Treatment involves, on the one hand, reversal of the primary disorder with dantrolene, and on the other, general resuscitative measures.

1. Call for help
2. The volatile agent is stopped
3. 100% oxygen is given,.
4. The patient is manually hyperventilated.
5. A clean breathing system is used.
6. Surgery should be aborted.
7. Unconsciousness is maintained with an appropriate sedative-hypnotic
8. Dantrolene 1mg/kg is given intravenously, and then 1 – 2.5mg/kg every 10 minutes until MH is under control (to a maximum dose of 10mg/kg).
9. Measure core temperature.
10. Intravenous fluids are given to maintain a steady urinary output, insulin and dextrose may be given to reverse hyperkalaemia. Haemodiafiltration may be necessary in resistant cases.
11. Cardiac arrhythmias are treated as appropriate.
12. The patient is cooled by tepid sponging, cooled fluids, cooling blanket, cool nasogastric lavage etc. as necessary.
13. The patient should be admitted into a High Dependency Unit for postoperative care.

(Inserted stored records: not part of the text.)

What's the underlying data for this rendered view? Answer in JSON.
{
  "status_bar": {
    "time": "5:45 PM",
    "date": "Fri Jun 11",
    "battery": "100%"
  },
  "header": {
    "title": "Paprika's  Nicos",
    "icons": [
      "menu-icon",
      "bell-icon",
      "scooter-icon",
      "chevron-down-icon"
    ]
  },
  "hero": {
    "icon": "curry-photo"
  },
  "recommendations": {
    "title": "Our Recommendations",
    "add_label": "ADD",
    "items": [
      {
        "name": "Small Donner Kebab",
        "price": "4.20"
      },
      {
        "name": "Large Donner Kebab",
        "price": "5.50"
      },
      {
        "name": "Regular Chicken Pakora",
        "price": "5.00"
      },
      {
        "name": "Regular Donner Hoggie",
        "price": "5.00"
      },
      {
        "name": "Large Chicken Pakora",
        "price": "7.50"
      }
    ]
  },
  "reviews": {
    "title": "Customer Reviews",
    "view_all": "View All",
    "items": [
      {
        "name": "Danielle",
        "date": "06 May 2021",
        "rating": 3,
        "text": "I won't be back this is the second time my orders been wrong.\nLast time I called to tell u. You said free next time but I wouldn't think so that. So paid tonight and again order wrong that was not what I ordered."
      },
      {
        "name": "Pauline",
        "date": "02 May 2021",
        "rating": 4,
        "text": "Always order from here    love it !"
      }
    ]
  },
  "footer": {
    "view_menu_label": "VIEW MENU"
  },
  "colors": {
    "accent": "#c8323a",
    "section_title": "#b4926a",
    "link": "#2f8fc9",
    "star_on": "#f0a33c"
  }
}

Dantrolene acts by impairing calcium dependent muscle activity. The solution is prepared as 20mg dantrolene, 3g mannitol in 60ml water.

How to avoid MH

By taking a good preoperative history one should be able to establish a family history of MH – look for evidence of problems or even death among family (extended) during anaesthesia. The best way of determining true susceptiblilty is to perform a muscle biopsy (quadriceps under local / regional blockade). The muscle is exposed to halothane and caffeine. Susceptible (MHS) patients respond positively to both; equivical (MHE) patients respond to one or the other.

How to anaesthetise patients with known or suspected MH.

The options are local, regional or general anaesthesia. Local anaesthetics do not trigger MH. If general anaesthesia is required, then TIVA (total intravenous anaesthesia with propofol) with oxygen – air inhaled through a vapour free machine can be used.